SXD311.pdf (91.44 kB)

Supplementary Material for: Fugu (Takifugu rubripes) Sexual Differentiation: CYP19 Regulation and Aromatase Inhibitor Induced Testicular Development

Download (91.44 kB)
posted on 18.01.2008 by Rashid H., Kitano H., Hoon Lee K., Nii S., Shigematsu T., Kadomura K., Yamaguchi A., Matsuyama M.

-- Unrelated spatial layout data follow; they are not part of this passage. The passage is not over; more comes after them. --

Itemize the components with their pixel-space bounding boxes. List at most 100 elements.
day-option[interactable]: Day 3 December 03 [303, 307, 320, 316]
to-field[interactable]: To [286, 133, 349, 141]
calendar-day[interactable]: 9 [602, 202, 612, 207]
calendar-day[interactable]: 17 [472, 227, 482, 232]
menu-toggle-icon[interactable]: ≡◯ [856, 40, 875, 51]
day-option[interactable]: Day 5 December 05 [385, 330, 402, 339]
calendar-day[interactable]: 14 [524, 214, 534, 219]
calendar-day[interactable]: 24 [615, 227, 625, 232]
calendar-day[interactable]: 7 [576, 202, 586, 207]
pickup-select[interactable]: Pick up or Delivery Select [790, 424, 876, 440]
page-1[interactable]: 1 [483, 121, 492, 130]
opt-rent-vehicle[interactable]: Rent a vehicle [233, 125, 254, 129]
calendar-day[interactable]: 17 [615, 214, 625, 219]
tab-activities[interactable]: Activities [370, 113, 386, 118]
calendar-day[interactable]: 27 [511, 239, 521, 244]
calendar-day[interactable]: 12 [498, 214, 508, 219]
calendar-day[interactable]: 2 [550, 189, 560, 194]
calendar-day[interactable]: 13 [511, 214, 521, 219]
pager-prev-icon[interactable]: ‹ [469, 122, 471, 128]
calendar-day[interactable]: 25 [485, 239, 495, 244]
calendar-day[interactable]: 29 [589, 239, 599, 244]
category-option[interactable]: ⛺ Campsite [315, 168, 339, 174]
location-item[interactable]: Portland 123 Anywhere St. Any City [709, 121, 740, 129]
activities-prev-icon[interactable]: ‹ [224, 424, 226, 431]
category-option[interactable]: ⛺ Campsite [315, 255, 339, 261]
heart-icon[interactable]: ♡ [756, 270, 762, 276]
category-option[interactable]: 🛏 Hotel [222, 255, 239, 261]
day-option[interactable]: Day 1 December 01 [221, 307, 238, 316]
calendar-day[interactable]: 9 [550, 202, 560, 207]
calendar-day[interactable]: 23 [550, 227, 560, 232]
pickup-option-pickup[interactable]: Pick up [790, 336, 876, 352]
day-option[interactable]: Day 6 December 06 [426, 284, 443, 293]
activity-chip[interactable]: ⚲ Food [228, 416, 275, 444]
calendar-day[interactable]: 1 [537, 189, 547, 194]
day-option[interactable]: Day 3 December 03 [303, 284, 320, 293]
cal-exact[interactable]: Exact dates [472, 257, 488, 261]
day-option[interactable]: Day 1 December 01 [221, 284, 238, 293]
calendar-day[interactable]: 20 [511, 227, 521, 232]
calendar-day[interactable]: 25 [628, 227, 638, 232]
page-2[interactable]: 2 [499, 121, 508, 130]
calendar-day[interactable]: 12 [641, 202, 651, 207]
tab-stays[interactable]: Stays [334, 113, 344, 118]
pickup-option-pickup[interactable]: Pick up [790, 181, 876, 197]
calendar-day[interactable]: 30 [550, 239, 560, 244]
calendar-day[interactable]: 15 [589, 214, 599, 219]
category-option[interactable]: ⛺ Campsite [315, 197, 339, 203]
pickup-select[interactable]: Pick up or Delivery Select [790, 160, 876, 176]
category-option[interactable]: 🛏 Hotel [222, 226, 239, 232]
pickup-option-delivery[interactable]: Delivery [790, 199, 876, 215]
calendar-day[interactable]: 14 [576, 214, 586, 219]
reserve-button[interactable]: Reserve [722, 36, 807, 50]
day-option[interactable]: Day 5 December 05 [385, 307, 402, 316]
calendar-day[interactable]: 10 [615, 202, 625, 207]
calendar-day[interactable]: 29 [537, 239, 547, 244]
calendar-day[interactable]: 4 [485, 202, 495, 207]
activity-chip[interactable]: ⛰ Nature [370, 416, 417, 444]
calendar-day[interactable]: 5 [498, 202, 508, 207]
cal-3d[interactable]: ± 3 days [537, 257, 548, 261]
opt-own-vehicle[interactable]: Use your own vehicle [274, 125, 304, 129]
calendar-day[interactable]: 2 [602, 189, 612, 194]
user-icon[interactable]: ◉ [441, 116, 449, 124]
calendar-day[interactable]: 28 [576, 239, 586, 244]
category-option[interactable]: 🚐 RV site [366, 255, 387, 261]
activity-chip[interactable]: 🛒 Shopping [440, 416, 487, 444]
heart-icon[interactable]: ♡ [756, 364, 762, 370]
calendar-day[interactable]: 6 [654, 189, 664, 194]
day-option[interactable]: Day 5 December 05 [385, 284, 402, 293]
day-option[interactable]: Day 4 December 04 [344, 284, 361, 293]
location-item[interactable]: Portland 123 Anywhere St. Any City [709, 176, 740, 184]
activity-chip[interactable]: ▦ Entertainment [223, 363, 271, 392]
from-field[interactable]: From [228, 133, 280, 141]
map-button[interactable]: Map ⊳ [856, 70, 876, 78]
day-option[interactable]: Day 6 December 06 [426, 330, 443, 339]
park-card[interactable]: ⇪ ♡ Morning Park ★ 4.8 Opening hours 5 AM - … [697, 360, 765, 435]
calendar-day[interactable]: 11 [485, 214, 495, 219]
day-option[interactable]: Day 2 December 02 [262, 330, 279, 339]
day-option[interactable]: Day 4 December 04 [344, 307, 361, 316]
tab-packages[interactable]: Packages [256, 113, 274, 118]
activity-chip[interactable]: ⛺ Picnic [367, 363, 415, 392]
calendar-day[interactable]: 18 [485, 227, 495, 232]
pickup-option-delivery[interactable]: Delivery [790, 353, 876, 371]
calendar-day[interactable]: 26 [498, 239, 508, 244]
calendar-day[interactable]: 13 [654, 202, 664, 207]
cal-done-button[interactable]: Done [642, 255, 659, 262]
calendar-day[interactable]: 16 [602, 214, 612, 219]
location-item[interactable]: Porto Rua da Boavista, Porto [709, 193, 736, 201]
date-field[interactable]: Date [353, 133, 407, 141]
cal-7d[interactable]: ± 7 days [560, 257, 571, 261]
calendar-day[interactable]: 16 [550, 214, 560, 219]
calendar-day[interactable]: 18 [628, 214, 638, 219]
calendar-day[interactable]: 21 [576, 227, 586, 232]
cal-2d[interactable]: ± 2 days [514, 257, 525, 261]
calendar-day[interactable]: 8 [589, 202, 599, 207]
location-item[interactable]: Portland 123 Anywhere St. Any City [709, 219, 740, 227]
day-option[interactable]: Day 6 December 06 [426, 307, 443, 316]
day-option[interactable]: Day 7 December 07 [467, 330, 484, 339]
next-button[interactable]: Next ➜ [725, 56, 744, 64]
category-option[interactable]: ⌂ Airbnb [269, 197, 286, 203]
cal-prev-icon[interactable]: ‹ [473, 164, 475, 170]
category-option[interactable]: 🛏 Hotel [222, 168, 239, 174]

In order to assess the involvement of aromatase CYP19 isoforms and endogenous sex steroids in gonadal sex differentiation and development of the Japanese fugu (Takifugu rubripes), an aromatase inhibitor (AI, fadrozole) was administered to developing fishes from the ‘first feeding’ till the 100th day after hatching. It was observed that ovarian cavity formation was inhibited by fadrozole at doses of 500 and 1000 µg/g diet, which was followed by testicular differentiation in all treated fugu. In the non-treated fugu, CYP19A was predominantly expressed in the ovary and CYP19B in the brain (in both sexes), although both were expressed interchangeably at low levels. An exceptionally high expression of CYP19B was also evident in testis throughout the study period. Both forms of CYP19 mRNA showed low levels of expression in brain and gonad with no significant differences between the two AI treatments. AI treatment inhibited CYP19A mRNA in trunk during the crucial period of ovarian cavity formation and CYP19B in gonad and brain by the end of gonadal sex differentiation. An elevation of testosterone and 11-ketotestosterone was observed which can be associated with the down-regulation of the circulating 17β-estradiol production during the AI treatment period. After stopping AI treatment, both circulating estrogen and androgen were normalized. The current results suggest that suppression of CYP19A before and during morphological sex differentiation inhibits ovarian cavity formation in fugu. Furthermore, non-detectable limits of 17β-estradiol and high testosterone levels by the end of the gonadal differentiation period can be ascribed to inhibition of CYP19B, suggesting that conversion of 17β-estradiol from testosterone is plausibly regulated by CYP19B, and that this factor (CYP19B) may play an important role in AI-induced testicular development after gonadal sex differentiation through regulation of the testosterone–17β-estradiol balance in fugu.